You run into an issue where MQ agents are displayed as being down or in an unknown state, but the agent processes are actually running fine. For example, in UNIX you see the following commands:
- ps -ef | grep nsq: shows nsqmq, nsqpub and nsqmsg processes are running
- netstat -an | grep 5010: shows that the agent listens on port "5010" as an example
If both of these are successful, continue to the next set of tests.
Troubleshooting suggestions
It is suggested to perform connectivity tests between workgroup server and the agent. See this article for details on how the agent and workgroup server communicate.
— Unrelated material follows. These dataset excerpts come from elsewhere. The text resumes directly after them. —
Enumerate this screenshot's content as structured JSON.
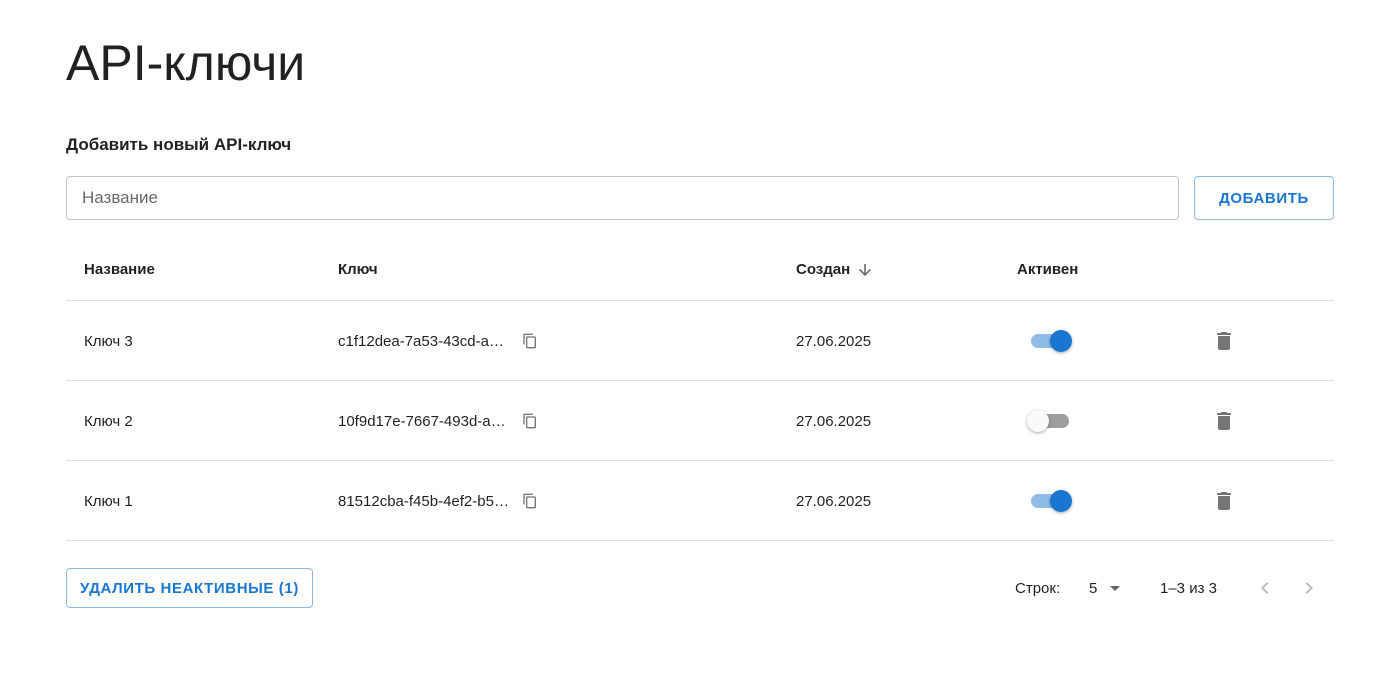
{
  "page": {
    "title": "API-ключи",
    "add_section_title": "Добавить новый API-ключ"
  },
  "form": {
    "name_placeholder": "Название",
    "name_value": "",
    "add_button_label": "ДОБАВИТЬ"
  },
  "table": {
    "columns": {
      "name": "Название",
      "key": "Ключ",
      "created": "Создан",
      "active": "Активен"
    },
    "sort": {
      "column": "created",
      "direction": "desc",
      "icon": "arrow-down-icon"
    },
    "rows": [
      {
        "name": "Ключ 3",
        "key": "c1f12dea-7a53-43cd-a…",
        "created": "27.06.2025",
        "active": true
      },
      {
        "name": "Ключ 2",
        "key": "10f9d17e-7667-493d-a…",
        "created": "27.06.2025",
        "active": false
      },
      {
        "name": "Ключ 1",
        "key": "81512cba-f45b-4ef2-b5…",
        "created": "27.06.2025",
        "active": true
      }
    ]
  },
  "footer": {
    "delete_inactive_label": "УДАЛИТЬ НЕАКТИВНЫЕ (1)",
    "rows_per_page_label": "Строк:",
    "rows_per_page_value": "5",
    "range_label": "1–3 из 3"
  },
  "icons": {
    "copy": "copy-icon",
    "delete": "trash-icon",
    "prev": "chevron-left-icon",
    "next": "chevron-right-icon",
    "dropdown": "caret-down-icon"
  },
  "colors": {
    "primary": "#1976d2",
    "switch_track_on": "#90bde8",
    "switch_track_off": "#9e9e9e",
    "divider": "#e0e0e0",
    "icon_gray": "#757575"
  }
}
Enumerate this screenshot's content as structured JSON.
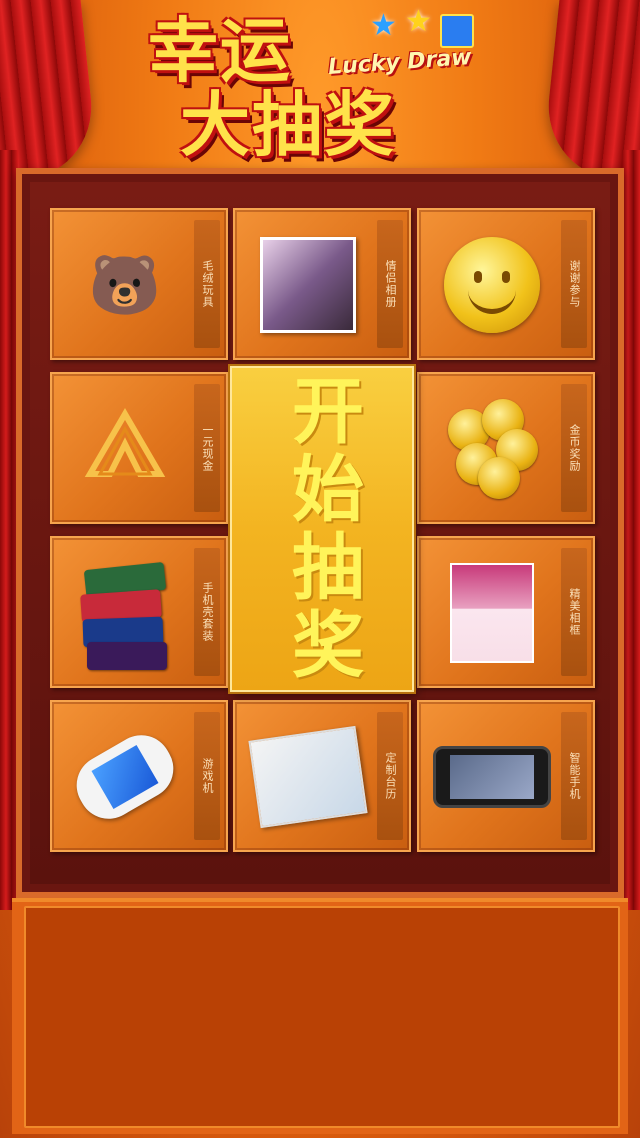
{
  "header": {
    "title_line1": "幸运",
    "title_line2": "大抽奖",
    "title_en": "Lucky Draw"
  },
  "start_button": {
    "label": "开始抽奖"
  },
  "prizes": [
    {
      "label": "毛绒玩具",
      "icon": "plush-toy-icon"
    },
    {
      "label": "情侣相册",
      "icon": "photo-album-icon"
    },
    {
      "label": "谢谢参与",
      "icon": "smiley-icon"
    },
    {
      "label": "一元现金",
      "icon": "logo-icon"
    },
    {
      "label": "金币奖励",
      "icon": "coins-icon"
    },
    {
      "label": "手机壳套装",
      "icon": "phone-case-icon"
    },
    {
      "label": "精美相框",
      "icon": "photo-frame-icon"
    },
    {
      "label": "游戏机",
      "icon": "game-console-icon"
    },
    {
      "label": "定制台历",
      "icon": "calendar-icon"
    },
    {
      "label": "智能手机",
      "icon": "smartphone-icon"
    }
  ],
  "colors": {
    "background": "#f07a14",
    "board": "#5a120d",
    "cell": "#e0741c",
    "start_button": "#f3b421",
    "start_text": "#fff45a",
    "panel": "#b94105"
  }
}
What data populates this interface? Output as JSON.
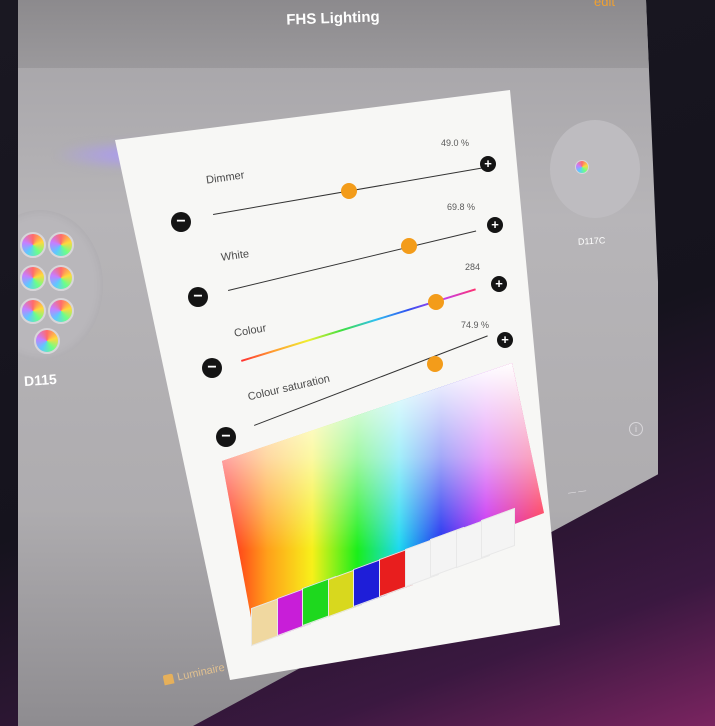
{
  "app": {
    "title": "FHS Lighting",
    "edit_label": "edit"
  },
  "luminaires": [
    {
      "label": "D115"
    },
    {
      "label": "D117C"
    }
  ],
  "bottom_nav": {
    "luminaires_label": "Luminaire"
  },
  "controls": {
    "dimmer": {
      "label": "Dimmer",
      "value": "49.0 %",
      "level": 0.49
    },
    "white": {
      "label": "White",
      "value": "69.8 %",
      "level": 0.698
    },
    "colour": {
      "label": "Colour",
      "value": "284",
      "level": 0.79
    },
    "saturation": {
      "label": "Colour saturation",
      "value": "74.9 %",
      "level": 0.749
    }
  },
  "buttons": {
    "minus": "−",
    "plus": "+"
  },
  "swatch_colors": [
    "#f0d8a0",
    "#c81ed8",
    "#1ed81e",
    "#d8d81e",
    "#1e1ed8",
    "#e81e1e",
    "#ffffff",
    "#ffffff",
    "#ffffff",
    "#ffffff"
  ],
  "accent_color": "#f39c1a"
}
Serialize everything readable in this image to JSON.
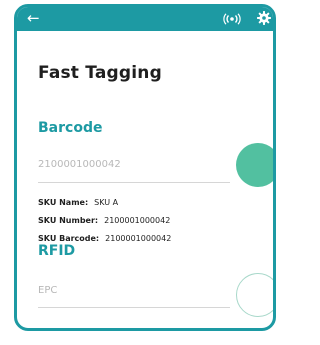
{
  "topbar": {
    "back_icon": "arrow-left-icon",
    "rfid_icon": "rfid-signal-icon",
    "settings_icon": "gear-icon",
    "background": "#1d9aa3"
  },
  "page": {
    "title": "Fast Tagging"
  },
  "barcode": {
    "heading": "Barcode",
    "value": "2100001000042",
    "scan_button_color": "#52c0a0",
    "sku_name_label": "SKU Name:",
    "sku_name_value": "SKU A",
    "sku_number_label": "SKU Number:",
    "sku_number_value": "2100001000042",
    "sku_barcode_label": "SKU Barcode:",
    "sku_barcode_value": "2100001000042"
  },
  "rfid": {
    "heading": "RFID",
    "epc_placeholder": "EPC"
  },
  "colors": {
    "accent": "#1d9aa3",
    "scan_green": "#52c0a0"
  }
}
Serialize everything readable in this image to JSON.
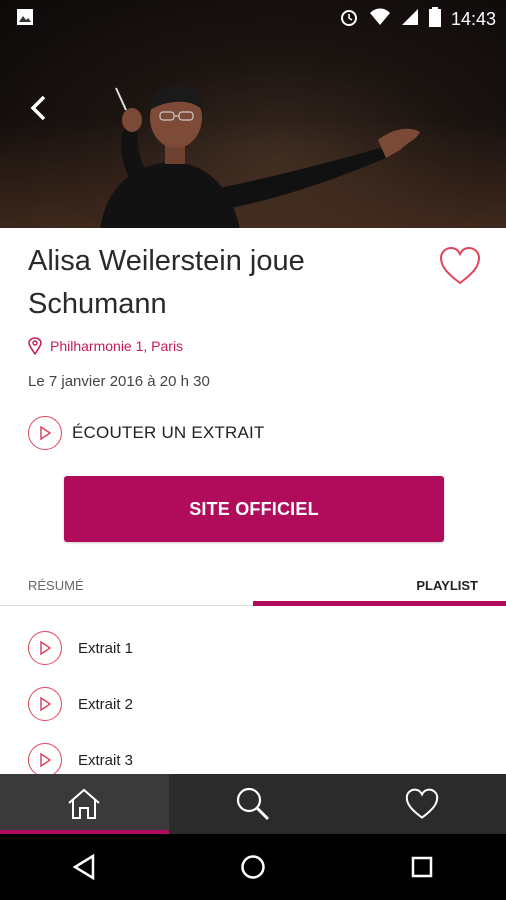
{
  "status_bar": {
    "time": "14:43"
  },
  "event": {
    "title": "Alisa Weilerstein joue Schumann",
    "venue": "Philharmonie 1, Paris",
    "date": "Le 7 janvier 2016 à 20 h 30",
    "listen_label": "ÉCOUTER UN EXTRAIT",
    "site_button": "SITE OFFICIEL"
  },
  "tabs": [
    {
      "label": "RÉSUMÉ",
      "active": false
    },
    {
      "label": "PLAYLIST",
      "active": true
    }
  ],
  "playlist": [
    {
      "label": "Extrait 1"
    },
    {
      "label": "Extrait 2"
    },
    {
      "label": "Extrait 3"
    }
  ],
  "bottom_nav": [
    {
      "icon": "home-icon",
      "active": true
    },
    {
      "icon": "search-icon",
      "active": false
    },
    {
      "icon": "heart-icon",
      "active": false
    }
  ],
  "colors": {
    "accent": "#b10c5c",
    "accent_light": "#e0455e",
    "nav_bg": "#2b2b2b"
  }
}
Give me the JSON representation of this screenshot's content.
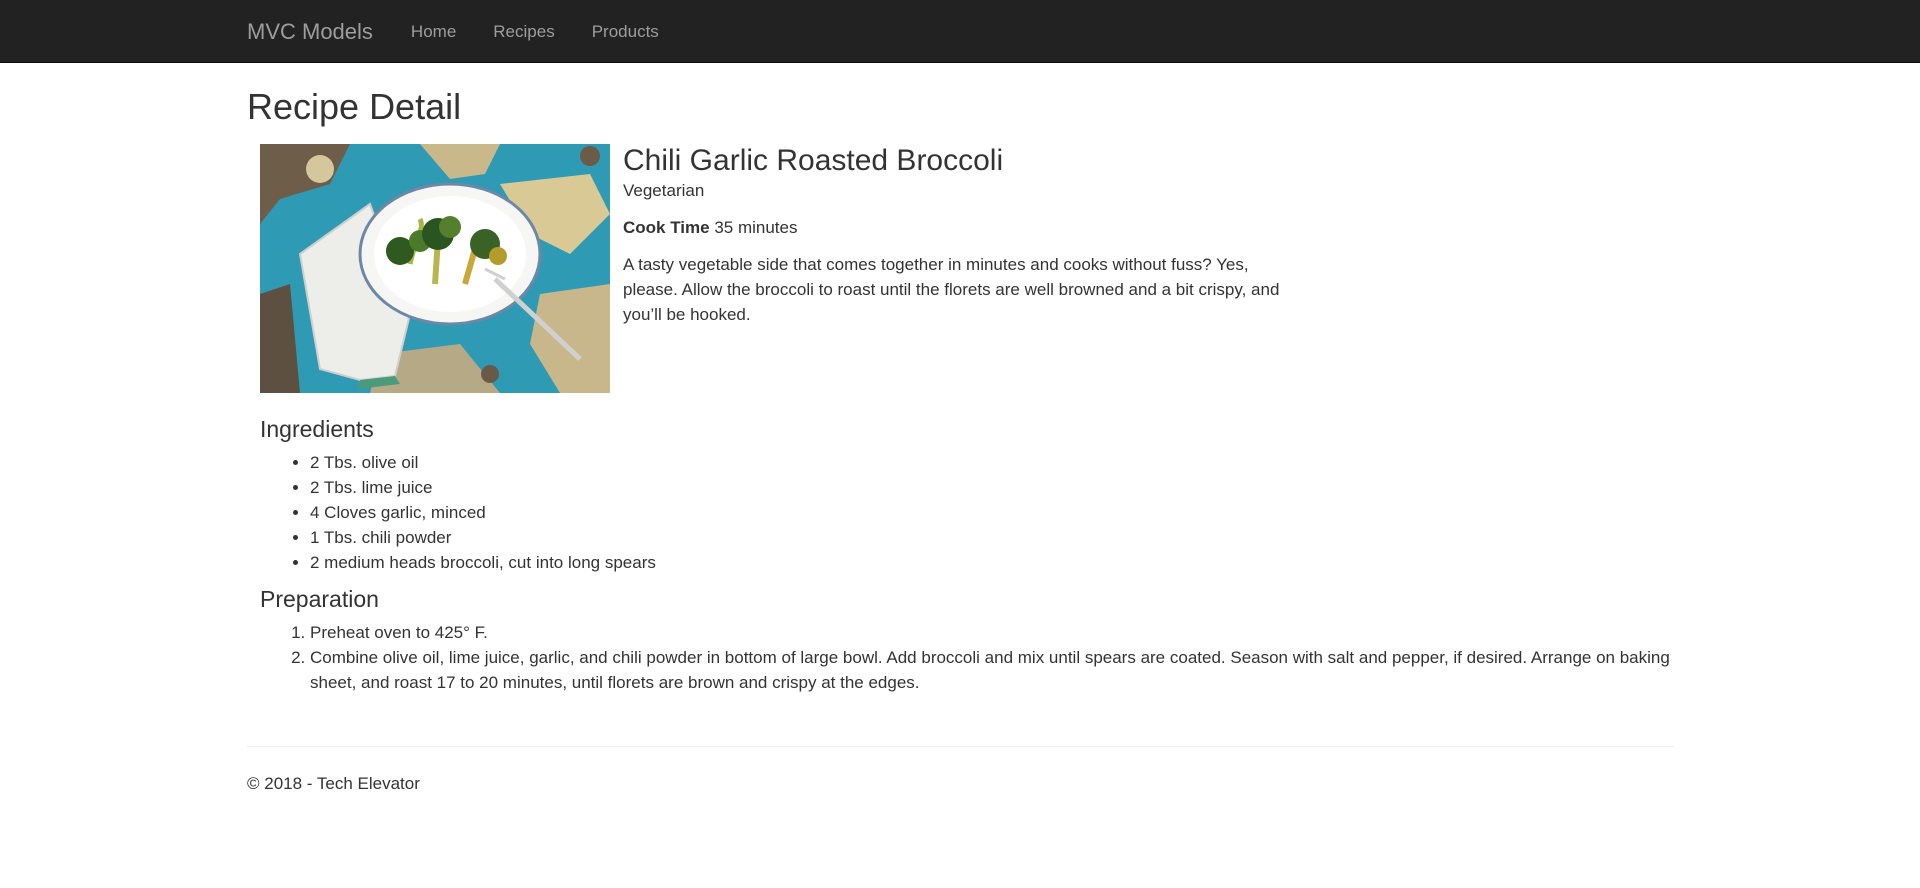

Listed below are tests you can perform. As an example, "wgshost" is used as the name of the workgroup server host and "mqhost" is the name of the agent host. Use the values shown from the nodes viewlet.
In this example, since Use DNS is NO, the WGS will be using the IP address, not the host name.
On the wgshost machine
Run the following using a command line:
-
nslookup mqhost
Returns IP address of the agent box.
Use resulting IP of agent machine or the "mqIP" for next test. - tracert mqIP (Windows version)
-or -
traceroute mqIP (UNIX)
Confirm that traffic can be routed from one node to the other. -
ping mqIP
This can sometimes be unsuccessful because the ping service/port is disabled or closed on the target machine. -
telnet mqIP 5010
Where 5010 is default port used by the MQ agent. -
telnet mqhost 5010
Where 5010 is default port used by the MQ agent.
If the telnet client does not respond or says "Connection refused" there could be a firewall issue and network engineers and/or network administrators should troubleshoot.
If telnet connects then user can press the key combination "Ctrl+]" to get to the telnet prompt.
In the telnet prompt, type "status" to see connection status.
User can type "close" to close connection of the telnet client and MQ agent.
On the mqhost machine
The following tests are useful when the agent does not show up in the node viewlet. See this article for details on how the agent and workgroup server communicate. Run a similar set of tests using a command line:
- nslookup wgshost
- tracert wgsIP
- ping wgsIP
-
telnet wgsIP 4010
Where 4010 is default port used by the workgroup server.
Please note that secure shell 'ssh' can be used instead of telnet as in: ssh -p 4010 wgsIP
For example:
-bash-4.1$ ssh -p 4217 11.0.0.45
ssh: connect to host 11.0.0.45 port 4217: Connection timed out
Step #4 for both tests usually means that there should be no essential TCP/IP connectivity issues between the MQ agent and the workgroup server.